Acknowledge the mixed feelings.
Historically I would primary on the good stuff. Focus on the sliver of happiness and force away anything else. There is something rather empowering about acknowledging that I might feel sad or worried too.
The one thing which appears to keep coming for me is feeling angry. I am angry I have to finish therapy, because I am angry I had to start it, because I am angry that those around me couldn’t create a better world for me. I must admit anger still feels like such an unproductive emotion. When I notice I am feeling angry I never really know what to do with it. I don’t want to behave in the way it compels me too. Getting angry with people around me is daft, the anger is not there’s to receive. So at least for now I just have to notice it, sit with it and remind myself it’s normal and ok to feel. I would love in the future to find a way to shape something else from it. No idea what.
Think about the next steps…
So I have given this thought for a good few months. The space and time to think about this for a while has allowed me to build certainty in my decisioning.
I know I don’t want to do any therapy for a while I am saying at least for next year. I actually think it will be much longer that I not do any structured therapy. I am really looking forward to the break. The head space to focus on the present and just enjoy the time or build some new skills. However I am open to the idea of one day if I need it returning to the hard work and I am keeping my options open as to what that might look like. It could be group sessions, more EMDR, who knows maybe by then there will some new form of therapy. If then, ever arrives.

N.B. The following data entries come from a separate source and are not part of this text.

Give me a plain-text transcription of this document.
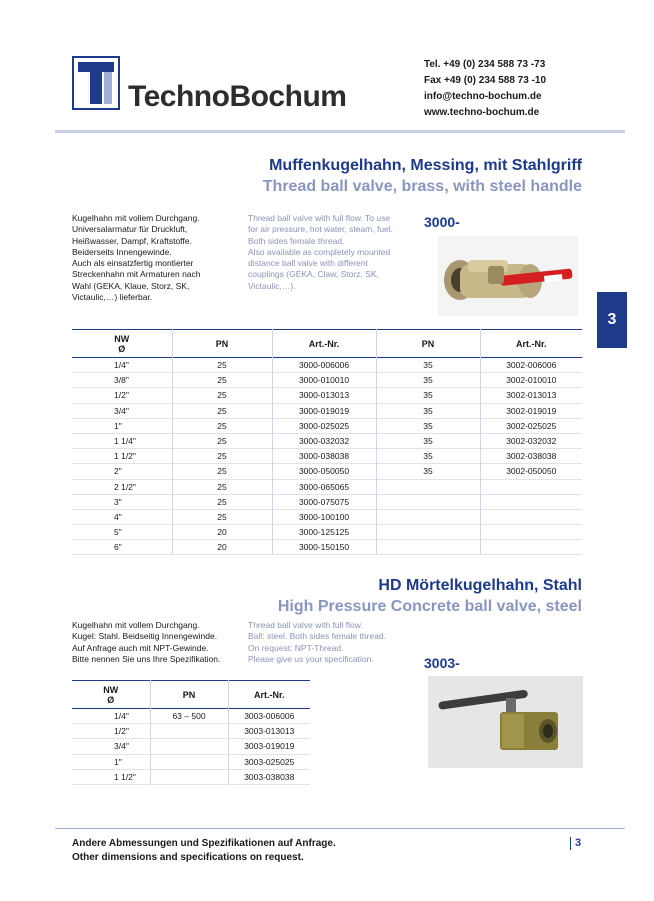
TechnoBochum
Tel. +49 (0) 234 588 73 -73
Fax +49 (0) 234 588 73 -10
info@techno-bochum.de
www.techno-bochum.de
3
Muffenkugelhahn, Messing, mit Stahlgriff
Thread ball valve, brass, with steel handle
Kugelhahn mit vollem Durchgang.
Universalarmatur für Druckluft,
Heißwasser, Dampf, Kraftstoffe.
Beiderseits Innengewinde.
Auch als einsatzfertig montierter
Streckenhahn mit Armaturen nach
Wahl (GEKA, Klaue, Storz, SK,
Victaulic,…) lieferbar.
Thread ball valve with full flow. To use
for air pressure, hot water, steam, fuel.
Both sides female thread.
Also available as completely mounted
distance ball valve with different
couplings (GEKA, Claw, Storz, SK,
Victaulic,…).
3000-
NW
Ø	PN	Art.-Nr.	PN	Art.-Nr.
1/4"	25	3000-006006	35	3002-006006
3/8"	25	3000-010010	35	3002-010010
1/2"	25	3000-013013	35	3002-013013
3/4"	25	3000-019019	35	3002-019019
1"	25	3000-025025	35	3002-025025
1 1/4"	25	3000-032032	35	3002-032032
1 1/2"	25	3000-038038	35	3002-038038
2"	25	3000-050050	35	3002-050050
2 1/2"	25	3000-065065		
3"	25	3000-075075		
4"	25	3000-100100		
5"	20	3000-125125		
6"	20	3000-150150		
HD Mörtelkugelhahn, Stahl
High Pressure Concrete ball valve, steel
Kugelhahn mit vollem Durchgang.
Kugel: Stahl. Beidseitig Innengewinde.
Auf Anfrage auch mit NPT-Gewinde.
Bitte nennen Sie uns Ihre Spezifikation.
Thread ball valve with full flow.
Ball: steel. Both sides female thread.
On request: NPT-Thread.
Please give us your specification.	3003-
NW
Ø	PN	Art.-Nr.
1/4"	63 – 500	3003-006006
1/2"		3003-013013
3/4"		3003-019019
1"		3003-025025
1 1/2"		3003-038038
Andere Abmessungen und Spezifikationen auf Anfrage.
Other dimensions and specifications on request.
3
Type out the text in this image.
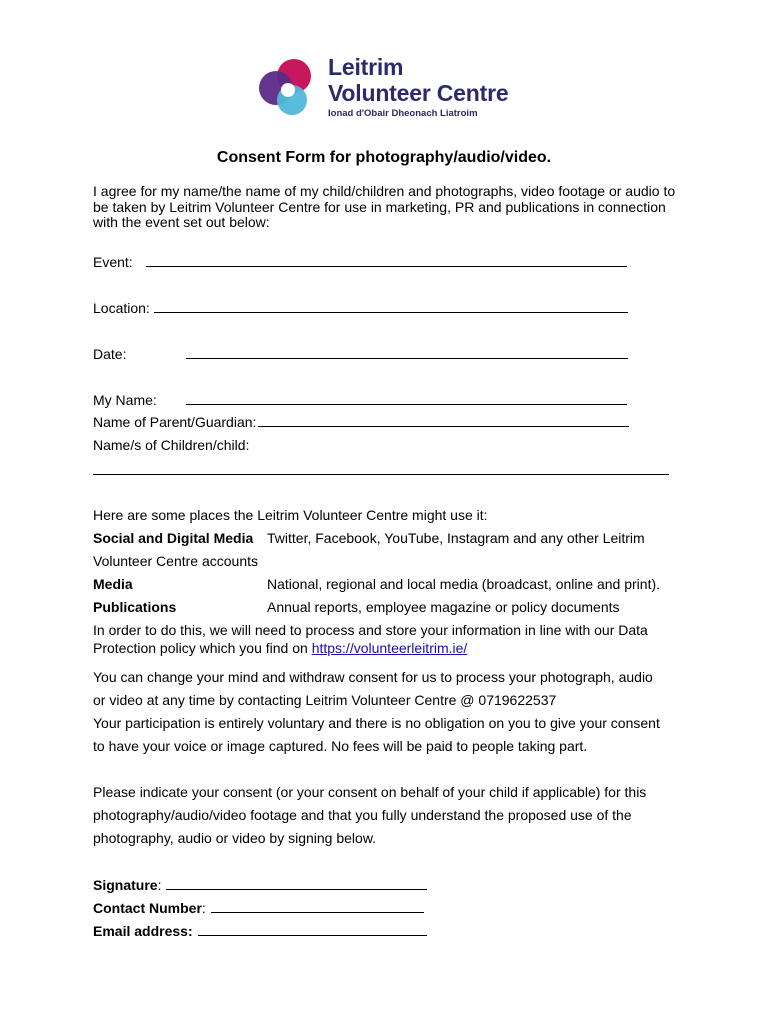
Leitrim
Volunteer Centre
Ionad d'Obair Dheonach Liatroim
Consent Form for photography/audio/video.
I agree for my name/the name of my child/children and photographs, video footage or audio to be taken by Leitrim Volunteer Centre for use in marketing, PR and publications in connection with the event set out below:
Event:
Location:
Date:
My Name:
Name of Parent/Guardian:
Name/s of Children/child:
Here are some places the Leitrim Volunteer Centre might use it:
Social and Digital Media Twitter, Facebook, YouTube, Instagram and any other Leitrim
Volunteer Centre accounts
Media	National, regional and local media (broadcast, online and print).
Publications	Annual reports, employee magazine or policy documents
In order to do this, we will need to process and store your information in line with our Data
Protection policy which you find on https://volunteerleitrim.ie/
You can change your mind and withdraw consent for us to process your photograph, audio
or video at any time by contacting Leitrim Volunteer Centre @ 0719622537
Your participation is entirely voluntary and there is no obligation on you to give your consent
to have your voice or image captured. No fees will be paid to people taking part.
Please indicate your consent (or your consent on behalf of your child if applicable) for this
photography/audio/video footage and that you fully understand the proposed use of the
photography, audio or video by signing below.
Signature:
Contact Number:
Email address:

I have always had a lot of focus on my well-being. Always read self help books. Every day trying to improve my mental health with tools and techniques. I never really measured it though. I hated doing those PTSD and Depression Assessments early on with Chris. In hindsight I still don’t think they will have been that accurate. I was down playing so much back then failing to even acknowledge the severity of my symptoms. And I always got myself stuck in analysis paralysis. Is it often? Is it sometimes? Round and round my indecision would go. I might have been dissociating from my emotions but I think I was also in some way dissociating with my reality. I wanted to be happy, I didn’t want to let the past affect me and so I clung desperately to a desire, a belief I was ok. As I move forward I can see the value in measuring my well-being checking in occasionally. So I am developing my own well-being survey. One which feels relevant and easy to complete.
The work does not stop…
I can sense my inclination to just double down on my positive behaviours to drive myself back to a super good space. I am mindful though if I take that path I could undo some of the good work. I think I have found two sensible avenues which I will continue to pursue. One is speaking more, mainly with Stephen but I need to continue working on just speaking more generally. The other is trying to pull together these blogs into a book. I think it will be a great piece of revision. To look back reflect on the journey, maybe draw some new insights.